The key hiring decision: I didn’t hire a “co-creator.” I hired an operations person first. That freed me up to actually create better content instead of drowning in admin.

Finding collaborators: I used the platform to find editors initially, but honestly, word-of-mouth from other creators was more reliable. Reached out to creators I respect, asked who they use.

UGC rights: I use a simple agreement—I create the content, brand gets exclusive use for 6 months in their market, then I can repurpose it in portfolio/case studies. Straightforward, no drama.

Quality: Honestly? My content got better when I brought in collaborators because I was less burned out. I could focus on creative instead of logistics.

One warning: hiring before you have documented processes is chaos. Before you hire anyone, spend two weeks documenting exactly how you currently work. Then you have something to train someone on.

Also—test your collaborators with small projects first. A five-video project, not a fifty-video project.

My biggest lesson: Don’t try to be a solo creator forever. It’s not sustainable, and it’s not how you actually scale. Bring people in, build systems, grow.

What does your weekly calendar look like? That’ll tell you where your real bottleneck is.

Strategically, let me push back on the scaling question first.

Before you scale UGC volume, have you optimized UGC quality? Or are you just trying to do more of the same?

I ask because I’ve seen creators scale volume and then wonder why their revenue doesn’t grow proportionally. Usually it’s because they’re trading margin for volume—more campaigns, but lower fees and lower brand satisfaction.
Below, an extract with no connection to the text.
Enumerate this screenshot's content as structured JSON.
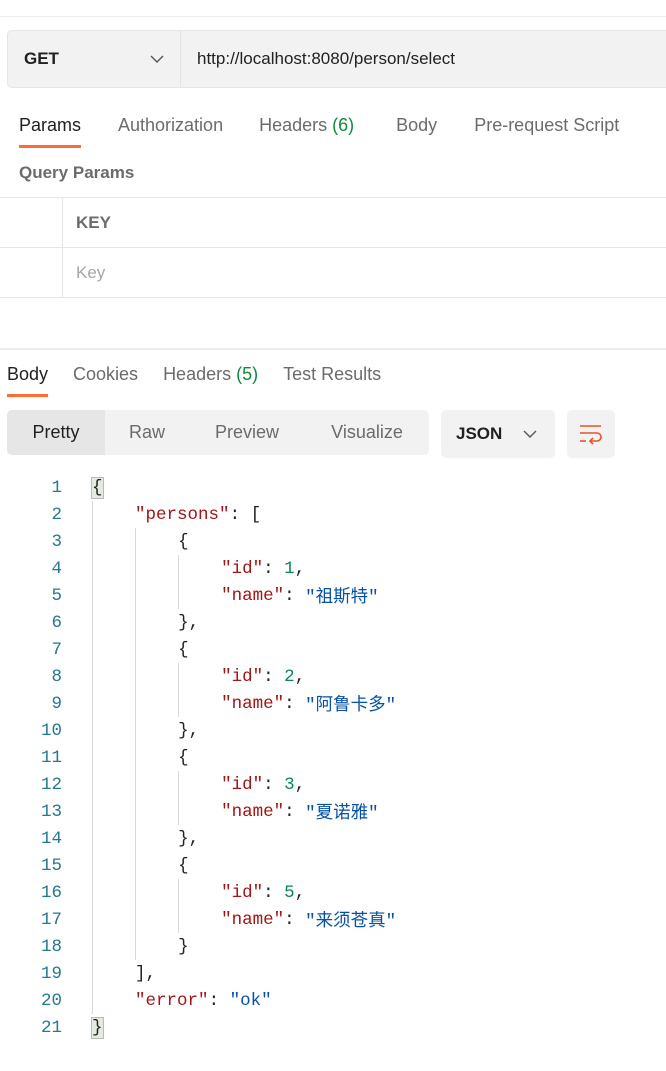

Here’s what I’d ask yourself:

  1. Are your brands happy? Would they renew or expand? Are they referring you?
  2. Are your fees increasing or staying flat? Scaling is only worthwhile if the unit economics improve.
  3. Is your process repeatable? Can you describe it to someone else and have them execute it?

If yes to all three, then scaling via collaborators makes sense.

For finding collaborators: use the bilingual hub, but make it systematic. You’re looking for:

  • Editors who understand your aesthetic
  • Producers who can manage multiple concurrent projects
  • Coordinators who can interface with brands

Each should have a portfolio and track record.

UGC rights framework:

  • You retain all creative rights
  • Brand gets exclusive use in their category + territories for X period
  • You can sublicense to other brands outside their category
  • You retain portfolio/case study rights
  • Clear sunset clause—what happens after exclusivity expires

Get that in writing upfront.

What’s your current contract structure for UGC agreements, and are you standardizing that as you scale?

That’s probably your biggest operational lever right now.